How the NTSB plane crash investigation works: What to know
As the investigation into Friday’s fiery and deadly plane crash on Interstate 75 near Naples continues, people throughout Southwest Florida may be wondering what’s happening at the crash site at mile marker 106.8 north of Exit 105 (Golden Gate Parkway).
The southbound lanes of I-75 near the crash site remained closed Sunday as investigators from the National Transportation Safety Board analyzed the site and what remained of the twin-engine Bombardier 600 plane that landed just after 3 p.m. on February 9. The co-pilot was killed. Three people on board the plane survived.
Initially, the southbound lanes were expected to be closed for 24 hours.
What to know: NTSB investigation
According to the NTSB website, “While the precise scope and extent of any specific investigation depends on the nature of the incident being investigated, every NTSB investigation goes through the same general process.”
What is the “process” in an NTSB investigation?
- Initial notification and investigation decision
- Collect facts on site
- Analyze the facts and determine the probable cause
- Acceptance of the final report
- Advocate for acceptance of safety recommendations arising from the investigation
NB: “This process is not strictly linear, and the stages overlap. For example, investigators may wait for log books while they analyze weather information, or their analysis of engine performance data may prompt them to request additional information,” the NTSB says on its website. From the manufacturer.”

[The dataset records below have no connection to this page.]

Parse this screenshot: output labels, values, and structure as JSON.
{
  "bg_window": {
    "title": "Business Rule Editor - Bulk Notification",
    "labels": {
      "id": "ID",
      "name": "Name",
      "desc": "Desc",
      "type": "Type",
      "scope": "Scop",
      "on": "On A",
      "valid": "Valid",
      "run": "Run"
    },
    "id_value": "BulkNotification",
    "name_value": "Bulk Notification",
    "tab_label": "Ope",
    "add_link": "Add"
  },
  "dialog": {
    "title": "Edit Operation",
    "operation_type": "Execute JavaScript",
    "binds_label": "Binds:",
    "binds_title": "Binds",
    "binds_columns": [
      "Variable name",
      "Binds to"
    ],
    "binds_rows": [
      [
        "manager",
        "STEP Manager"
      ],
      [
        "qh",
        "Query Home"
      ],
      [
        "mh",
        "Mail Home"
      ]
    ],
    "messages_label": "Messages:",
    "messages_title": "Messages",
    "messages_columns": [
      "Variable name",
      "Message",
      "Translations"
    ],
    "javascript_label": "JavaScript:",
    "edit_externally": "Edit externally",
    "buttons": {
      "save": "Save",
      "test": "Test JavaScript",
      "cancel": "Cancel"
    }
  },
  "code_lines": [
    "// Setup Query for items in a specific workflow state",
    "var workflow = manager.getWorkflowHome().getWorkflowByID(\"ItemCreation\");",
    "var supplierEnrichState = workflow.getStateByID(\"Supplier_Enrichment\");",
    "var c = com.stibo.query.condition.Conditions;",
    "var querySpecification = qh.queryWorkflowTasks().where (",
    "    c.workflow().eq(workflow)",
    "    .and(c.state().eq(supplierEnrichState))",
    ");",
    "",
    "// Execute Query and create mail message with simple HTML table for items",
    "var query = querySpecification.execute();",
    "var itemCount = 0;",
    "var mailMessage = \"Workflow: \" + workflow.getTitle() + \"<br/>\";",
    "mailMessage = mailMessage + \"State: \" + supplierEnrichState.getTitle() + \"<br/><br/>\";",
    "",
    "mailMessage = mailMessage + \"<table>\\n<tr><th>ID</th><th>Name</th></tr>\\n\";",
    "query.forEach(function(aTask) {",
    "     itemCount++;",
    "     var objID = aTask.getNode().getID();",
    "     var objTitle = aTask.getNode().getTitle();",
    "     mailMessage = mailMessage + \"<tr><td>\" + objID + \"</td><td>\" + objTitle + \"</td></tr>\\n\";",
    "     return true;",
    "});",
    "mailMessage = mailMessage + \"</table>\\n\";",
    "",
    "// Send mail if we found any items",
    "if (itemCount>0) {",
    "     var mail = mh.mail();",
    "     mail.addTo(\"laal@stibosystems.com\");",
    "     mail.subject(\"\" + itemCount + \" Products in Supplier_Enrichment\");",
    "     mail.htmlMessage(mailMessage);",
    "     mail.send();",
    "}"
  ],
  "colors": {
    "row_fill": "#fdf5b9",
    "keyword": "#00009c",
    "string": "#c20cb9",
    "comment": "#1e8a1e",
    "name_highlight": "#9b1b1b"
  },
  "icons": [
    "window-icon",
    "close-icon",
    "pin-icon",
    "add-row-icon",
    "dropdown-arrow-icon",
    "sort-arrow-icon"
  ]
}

more:“Are they alive?” A video shows a Naples man rushing to help victims of a fiery plane crash
How long does the investigation take?
The timing between the start of an investigation, a probable cause determination and a report varies based on the complexity of the investigation and the workload of the agency’s investigators, the NTSB says. Generally, the NTSB attempts to complete an investigation within 12 to 24 months, but these and other factors can significantly affect this timing.
What likely happened at the Naples plane crash site?
- During this phase, NTSB investigators collect the data and information necessary to analyze the accident and determine probable cause. This includes when an NTSB investigator or investigative team – known as the Got Team – travels to the accident site, as well as time spent gathering additional information from outside the accident scene itself, such as flight logs, maintenance logs and personal interviews.
- What’s known as a party system allows the NTSB to designate other organizations or companies as parties to investigations — in the case of the Florida Highway Patrol — and allows the board to leverage its resources to investigate.
Did you know? NTSB Annual Investigations
The NTSB investigates about 1,200 aviation accidents and accidents annually, and about 60 accidents in other modes of transportation: railroads, highways, marine, and pipelines. In some cases, the NTSB decides to hold an investigative hearing to help determine the facts about a transportation accident.
What is the difference between an aviation accident and an accident?
- An aviation accident is defined under the International Civil Aviation Convention, Annex 13, as an event related to the operation of the aircraft, which occurs from the time any person boards the aircraft with Intent to fly Until all of these people disembark, in which case (a) someone is fatally or seriously injured, (b) the aircraft sustains significant damage or structural failure, or (c) the aircraft disappears or becomes completely inaccessible.
- Annex 13 defines an aviation accident as an event, other than an accident, associated with the operation of an aircraft that affects or could affect operating safety.